Tuesday, March 17, 2020

How will CoVID-19 change communities?

Winter Garden, FL  Photo: PJ Tice

I just got back from my small town polling place. There were lots of discussions about the virus, but no fear. The elderly folks from the Lion’s Club that man our polling place were just as friendly and cuddly as ever — it’s a hugging town. Social distancing was more of a joke than a panic. As a small urban space west of Orlando, where there are already two confirmed deaths, you would think that they would be more concerned, but they’re not.

Downtown, people are far more reactive. Our mega-church has cancelled in-person meetings for the rest of the month, resorting to Facebook and YouTube. Many of us created informal watch-parties with our small groups to get together around breakfast last Sunday. We’re planning to do it again next week.

This is where small-town America has the edge over Urban America. In our small town, we will see a few hundred people a day, who see the same few hundred people. As I chatted with one of the candidates at the polls, her mechanic husband greeted nearly every person that passed us by name. The risk is greater at WalMart where several thousand people move through the space on any given day, but again, it’s the same few thousand people. It’s two orders of magnitude less than moving through a transit station that may have seen hundreds of thousands of people in a day from around the world or a downtown that serves 8 million people.

I read a trend article a few weeks ago that started with “people will continue to move to cities” and then followed with 9 other items that made urban life unnecessary like telecommuting, deliveries, and digital transitions. Living in a large city is hard. It’s emotionally draining. It’s expensive. Crime rates are higher. More to the point, social support is much less and the potential for disease transmission is exponentially higher than lower density areas.

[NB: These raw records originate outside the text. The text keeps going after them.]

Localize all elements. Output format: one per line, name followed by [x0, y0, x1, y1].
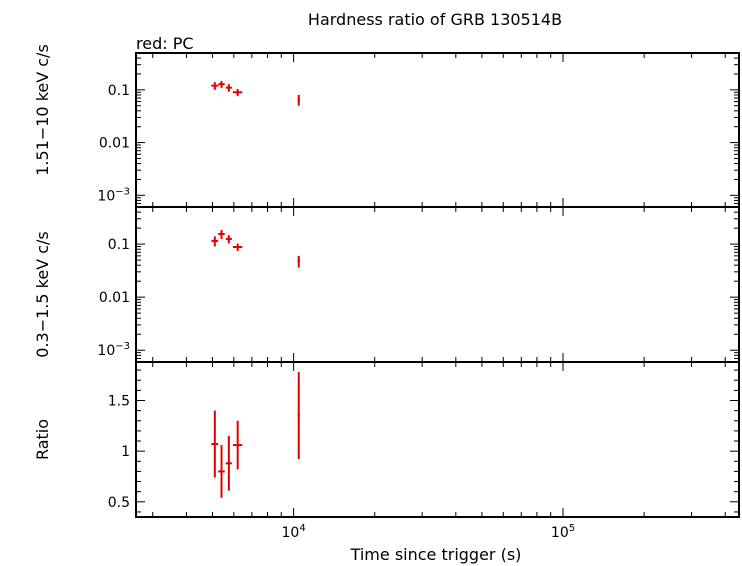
chart-title: Hardness ratio of GRB 130514B [308, 10, 562, 29]
x-tick-label: 105 [551, 523, 575, 541]
panel-frame-hard [135, 52, 740, 208]
y-tick-label: 0.1 [108, 237, 130, 253]
legend-note: red: PC [136, 34, 194, 53]
x-tick-label: 104 [282, 523, 306, 541]
y-axis-label-ratio: Ratio [33, 419, 52, 460]
panel-frame-soft [135, 206, 740, 363]
x-axis-label: Time since trigger (s) [350, 545, 522, 564]
y-tick-label: 1 [121, 444, 130, 460]
y-axis-label-soft: 0.3−1.5 keV c/s [33, 231, 52, 357]
y-tick-label: 0.01 [99, 136, 130, 152]
y-tick-label: 10−3 [97, 186, 130, 204]
y-tick-label: 10−3 [97, 341, 130, 359]
panel-frame-ratio [135, 361, 740, 518]
panels-group: 0.1 0.01 10−3 1.51−10 keV c/s 0.1 0.01 10−3 0.3… [33, 44, 740, 541]
y-axis-label-hard: 1.51−10 keV c/s [33, 44, 52, 176]
y-tick-label: 0.1 [108, 83, 130, 99]
y-tick-label: 1.5 [108, 393, 130, 409]
y-tick-label: 0.5 [108, 495, 130, 511]
y-tick-label: 0.01 [99, 290, 130, 306]
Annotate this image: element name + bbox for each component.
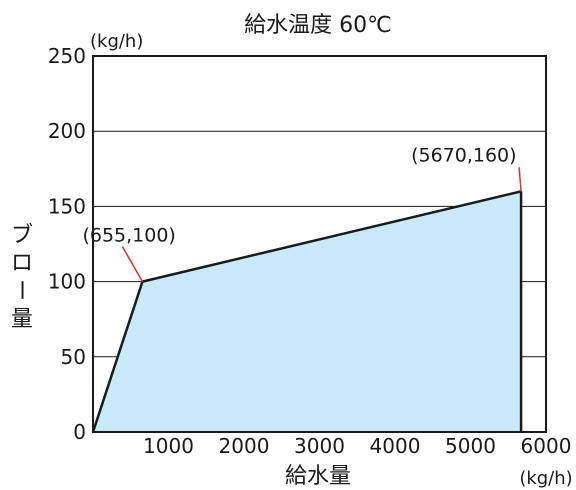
y-tick-label: 50 <box>61 345 86 369</box>
annotation-label: (5670,160) <box>411 144 516 166</box>
y-tick-labels: 0 50 100 150 200 250 <box>48 44 86 444</box>
area-fill <box>93 191 522 432</box>
x-axis-title: 給水量 <box>285 464 351 489</box>
annotations: (655,100) (5670,160) <box>82 144 516 246</box>
annotation-leader-line <box>121 246 144 282</box>
x-tick-label: 2000 <box>219 434 270 458</box>
y-tick-label: 200 <box>48 119 86 143</box>
x-tick-label: 1000 <box>143 434 194 458</box>
annotation-leader-line <box>518 167 522 192</box>
annotation-label: (655,100) <box>82 225 175 247</box>
y-tick-label: 100 <box>48 270 86 294</box>
x-tick-label: 6000 <box>521 434 572 458</box>
x-unit-label: (kg/h) <box>519 468 572 489</box>
y-tick-label: 150 <box>48 194 86 218</box>
y-axis-title-char: 量 <box>11 307 33 332</box>
y-axis-title-char: ー <box>8 279 33 301</box>
x-tick-label: 3000 <box>294 434 345 458</box>
y-tick-label: 250 <box>48 44 86 68</box>
y-axis-title-char: ロ <box>11 251 33 276</box>
annotation-leaders <box>121 167 522 282</box>
chart-title: 給水温度 60℃ <box>244 13 392 38</box>
y-tick-label: 0 <box>73 420 86 444</box>
plot-frame <box>92 55 547 433</box>
x-tick-label: 4000 <box>370 434 421 458</box>
y-unit-label: (kg/h) <box>90 31 143 52</box>
x-tick-label: 5000 <box>445 434 496 458</box>
y-axis-title-char: ブ <box>11 223 33 248</box>
x-tick-labels: 1000 2000 3000 4000 5000 6000 <box>143 434 571 458</box>
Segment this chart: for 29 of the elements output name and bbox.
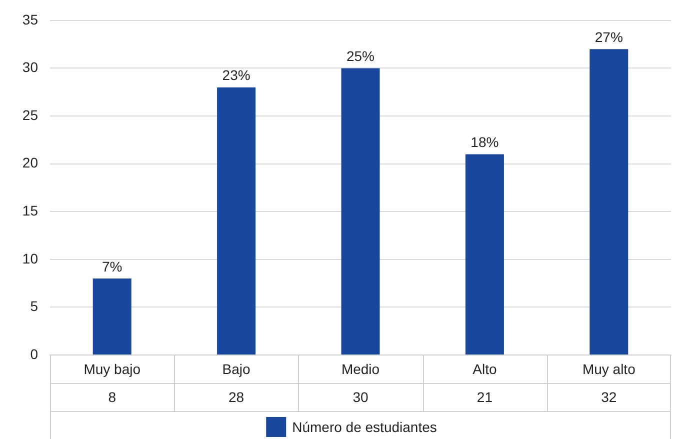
- x-tick-label: Medio: [341, 360, 380, 377]
- y-tick-label: 30: [22, 59, 38, 76]
- data-label: 32: [601, 388, 617, 405]
- annotation: 27%: [594, 28, 623, 45]
- y-tick-label: 10: [22, 250, 38, 266]
- x-tick-label: Muy alto: [582, 360, 636, 377]
- y-tick-label: 25: [22, 106, 38, 123]
- bar: [590, 49, 628, 354]
- annotation: 18%: [470, 134, 499, 150]
- bar: [341, 68, 380, 354]
- bar: [465, 154, 504, 354]
- data-label: 8: [108, 388, 116, 405]
- data-label: 21: [476, 388, 493, 405]
- bar: [92, 278, 132, 354]
- y-tick-label: 15: [22, 202, 38, 218]
- y-tick-label: 0: [30, 346, 38, 362]
- legend-label: Número de estudiantes: [292, 418, 437, 435]
- y-tick-label: 20: [22, 154, 38, 171]
- bar: [217, 87, 256, 354]
- y-tick-label: 5: [30, 298, 38, 314]
- annotation: 23%: [222, 67, 250, 84]
- annotation: 25%: [346, 48, 375, 64]
- x-tick-label: Alto: [472, 360, 497, 377]
- x-tick-label: Muy bajo: [84, 360, 141, 377]
- x-tick-label: Bajo: [222, 360, 251, 377]
- data-label: 28: [228, 388, 244, 405]
- y-tick-label: 35: [22, 11, 38, 28]
- data-label: 30: [352, 388, 368, 405]
- annotation: 7%: [102, 258, 122, 274]
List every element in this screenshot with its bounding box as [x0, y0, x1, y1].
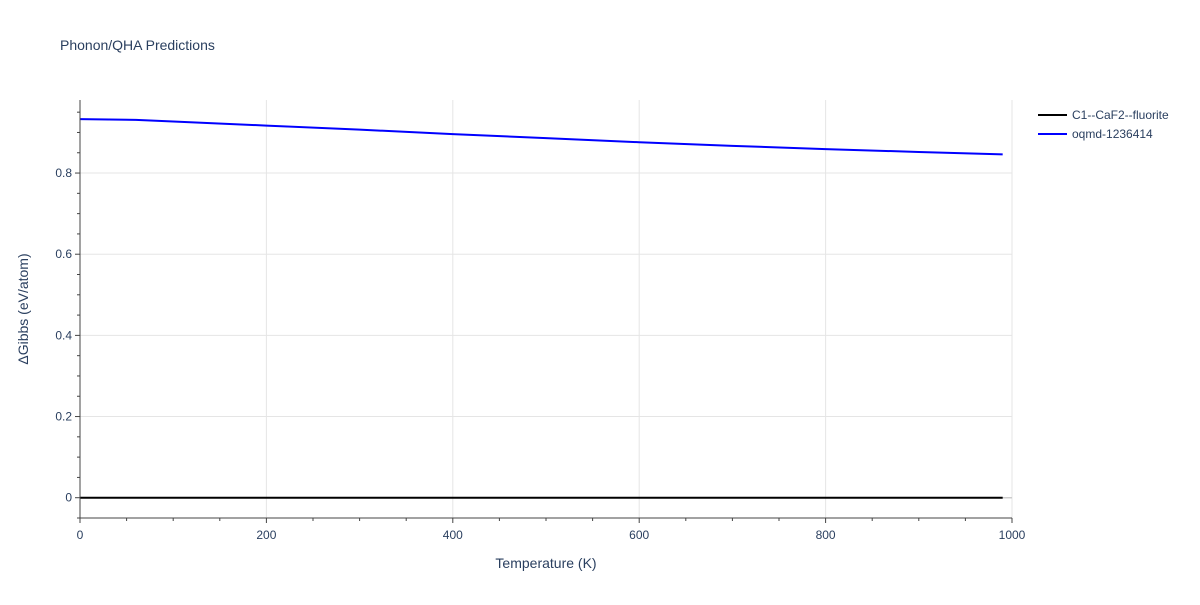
y-tick-label: 0.8 [55, 166, 72, 180]
chart-title: Phonon/QHA Predictions [60, 37, 215, 53]
y-tick-label: 0 [65, 491, 72, 505]
y-tick-label: 0.6 [55, 247, 72, 261]
y-tick-label: 0.2 [55, 410, 72, 424]
y-axis-title: ΔGibbs (eV/atom) [15, 253, 31, 364]
x-tick-label: 1000 [999, 528, 1026, 542]
x-tick-label: 800 [816, 528, 836, 542]
x-tick-label: 600 [629, 528, 649, 542]
y-tick-label: 0.4 [55, 328, 72, 342]
x-tick-label: 400 [443, 528, 463, 542]
ticks: 0 200 400 600 800 1000 0 0.2 0.4 0.6 0.8 [55, 111, 1026, 542]
x-tick-label: 200 [256, 528, 276, 542]
x-axis-title: Temperature (K) [495, 555, 596, 571]
series-line-1 [79, 118, 1003, 156]
plot-area [80, 100, 1012, 518]
legend-label-0: C1--CaF2--fluorite [1072, 108, 1169, 122]
series-layer [79, 118, 1003, 499]
legend-label-1: oqmd-1236414 [1072, 127, 1153, 141]
legend: C1--CaF2--fluorite oqmd-1236414 [1038, 108, 1169, 141]
x-tick-label: 0 [77, 528, 84, 542]
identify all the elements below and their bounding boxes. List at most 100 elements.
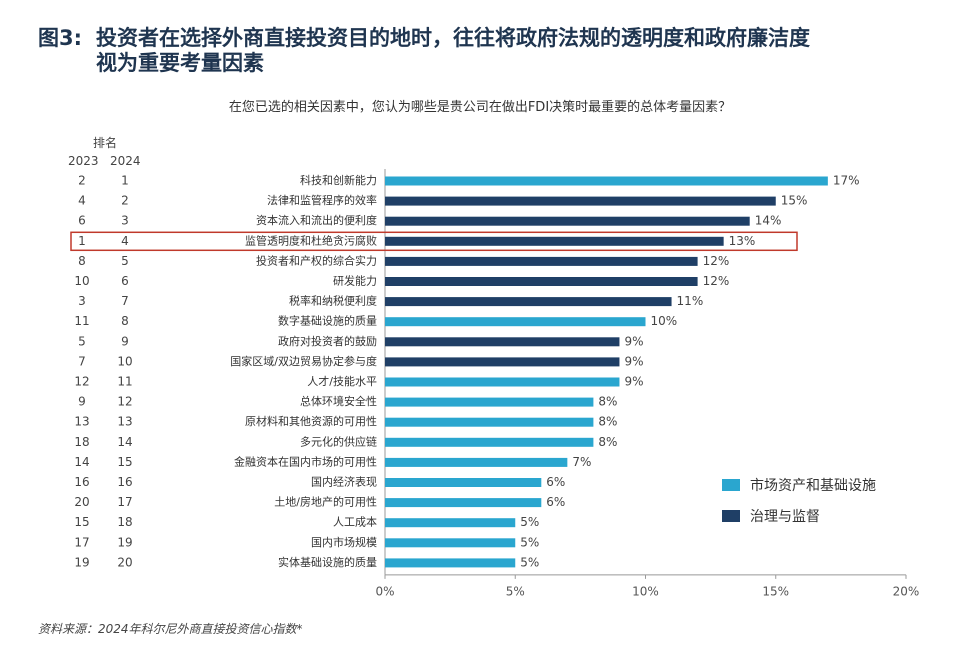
bar	[385, 558, 516, 568]
bar-value-label: 12%	[703, 274, 730, 288]
category-label: 科技和创新能力	[300, 173, 377, 187]
bar-value-label: 13%	[729, 234, 756, 248]
rank-2024-value: 9	[121, 334, 129, 348]
figure-title: 图3: 投资者在选择外商直接投资目的地时，往往将政府法规的透明度和政府廉洁度 视为…	[38, 26, 810, 76]
legend-item-market: 市场资产和基础设施	[722, 475, 876, 495]
bar	[385, 357, 620, 367]
rank-2024-value: 6	[121, 274, 129, 288]
bar-value-label: 9%	[624, 334, 643, 348]
rank-2024-value: 12	[117, 395, 132, 409]
rank-2024-value: 7	[121, 294, 129, 308]
rank-2024-value: 5	[121, 254, 129, 268]
bar	[385, 437, 594, 447]
rank-2023-value: 20	[74, 495, 89, 509]
rank-2023-value: 16	[74, 475, 89, 489]
rank-year-2024: 2024	[110, 154, 141, 168]
category-label: 税率和纳税便利度	[289, 294, 377, 308]
category-label: 金融资本在国内市场的可用性	[234, 454, 377, 468]
x-tick-label: 5%	[506, 584, 525, 598]
bar-value-label: 15%	[781, 194, 808, 208]
bar	[385, 377, 620, 387]
rank-2023-value: 17	[74, 535, 89, 549]
bar	[385, 478, 542, 487]
bar	[385, 317, 646, 327]
rank-2024-value: 11	[117, 375, 132, 389]
rank-2024-value: 3	[121, 214, 129, 228]
rank-2024-value: 20	[117, 555, 132, 569]
figure-number: 图3:	[38, 26, 83, 50]
category-label: 研发能力	[333, 274, 377, 288]
highlight-box	[70, 231, 798, 252]
legend-label-governance: 治理与监督	[750, 509, 820, 525]
rank-2023-value: 14	[74, 455, 89, 469]
bar-value-label: 5%	[520, 555, 539, 569]
category-label: 实体基础设施的质量	[278, 555, 377, 569]
rank-2023-value: 18	[74, 435, 89, 449]
bar-value-label: 7%	[572, 455, 591, 469]
category-label: 总体环境安全性	[300, 394, 377, 408]
bar-value-label: 14%	[755, 214, 782, 228]
bar	[385, 176, 828, 186]
rank-2023-value: 6	[78, 214, 86, 228]
rank-year-2023: 2023	[68, 154, 99, 168]
rank-2024-value: 19	[117, 535, 132, 549]
rank-2023-value: 8	[78, 254, 86, 268]
category-label: 数字基础设施的质量	[278, 314, 377, 328]
category-label: 多元化的供应链	[300, 434, 377, 448]
category-label: 原材料和其他资源的可用性	[245, 414, 377, 428]
rank-2024-value: 18	[117, 515, 132, 529]
bar-value-label: 5%	[520, 515, 539, 529]
chart-subtitle: 在您已选的相关因素中，您认为哪些是贵公司在做出FDI决策时最重要的总体考量因素？	[228, 100, 732, 115]
bar	[385, 538, 516, 548]
legend-swatch-market	[722, 479, 740, 491]
bar	[385, 297, 672, 307]
rank-2023-value: 5	[78, 334, 86, 348]
title-line-2: 视为重要考量因素	[96, 51, 264, 75]
title-line-1: 投资者在选择外商直接投资目的地时，往往将政府法规的透明度和政府廉洁度	[96, 26, 810, 50]
rank-2023-value: 3	[78, 294, 86, 308]
rank-2023-value: 1	[78, 234, 86, 248]
rank-2023-value: 10	[74, 274, 89, 288]
rank-2023-value: 4	[78, 194, 86, 208]
bar-value-label: 9%	[624, 375, 643, 389]
bar-value-label: 9%	[624, 354, 643, 368]
rank-2023-value: 15	[74, 515, 89, 529]
bar-value-label: 6%	[546, 495, 565, 509]
bar	[385, 256, 698, 266]
bar-value-label: 10%	[651, 314, 678, 328]
bar	[385, 397, 594, 407]
bar	[385, 216, 750, 226]
rank-2023-value: 13	[74, 415, 89, 429]
category-label: 政府对投资者的鼓励	[278, 334, 377, 348]
bar	[385, 498, 542, 508]
rank-2023-value: 12	[74, 375, 89, 389]
x-tick-label: 20%	[893, 584, 920, 598]
category-label: 国内市场规模	[311, 535, 377, 549]
category-label: 人才/技能水平	[307, 374, 377, 388]
category-label: 法律和监管程序的效率	[267, 193, 377, 207]
bar-value-label: 5%	[520, 535, 539, 549]
bar	[385, 277, 698, 286]
rank-2024-value: 10	[117, 354, 132, 368]
category-label: 投资者和产权的综合实力	[256, 253, 377, 267]
bar-value-label: 8%	[598, 415, 617, 429]
rank-2023-value: 7	[78, 354, 86, 368]
legend-label-market: 市场资产和基础设施	[750, 478, 876, 494]
bar-value-label: 11%	[677, 294, 704, 308]
rank-2024-value: 2	[121, 194, 129, 208]
rank-2023-value: 2	[78, 174, 86, 188]
bar	[385, 236, 724, 246]
bar-value-label: 8%	[598, 435, 617, 449]
x-tick-label: 15%	[762, 584, 789, 598]
rank-2024-value: 14	[117, 435, 132, 449]
bar	[385, 518, 516, 528]
bar	[385, 457, 568, 467]
x-tick-label: 0%	[375, 584, 394, 598]
rank-2024-value: 4	[121, 234, 129, 248]
legend-item-governance: 治理与监督	[722, 506, 820, 526]
rank-2024-value: 16	[117, 475, 132, 489]
legend-swatch-governance	[722, 510, 740, 522]
rank-2024-value: 17	[117, 495, 132, 509]
category-label: 土地/房地产的可用性	[274, 495, 377, 509]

I do think small towns will pick up more more urban characteristics. Small urban is very different from typical suburban development. Mile-long cul-de-sac projects and gated subdivisions are just as isolating as the most dense urban areas. As people become more digitally connected, the value of a unique place and strong human connections becomes even more critical. Even in the suburbs, where driving is king, congestion is a pain. Mixing land use at a local scale means your trip can be only a mile instead of five. Kick in a scooter or bike and that one mile trip doesn’t need a car at all. That means that small communities with good walking and biking infrastructure and a nice land use mix provide all the advantages of an urban area with much less risk.

There will always be people who want to live with the excitement of a large urban area. There’s a great energy being surrounded by so many different people. The question may become, is it worth it and can we do it differently? The current pandemic isn’t a huge risk to the majority of the population. We are taking precautions to care for those who are at risk. The 1918 flu hit the youngest and strongest. Small urban places will remain fairly isolatable, while large urban centers will remain risky. Transit systems can be sanitized. but the sheer number of strangers you encounter on a daily basis amplifies the risk in a way that is much harder to counteract.

Americans have always wanted to have their cake and eat it too. Small urban spaces may provide just what we needed.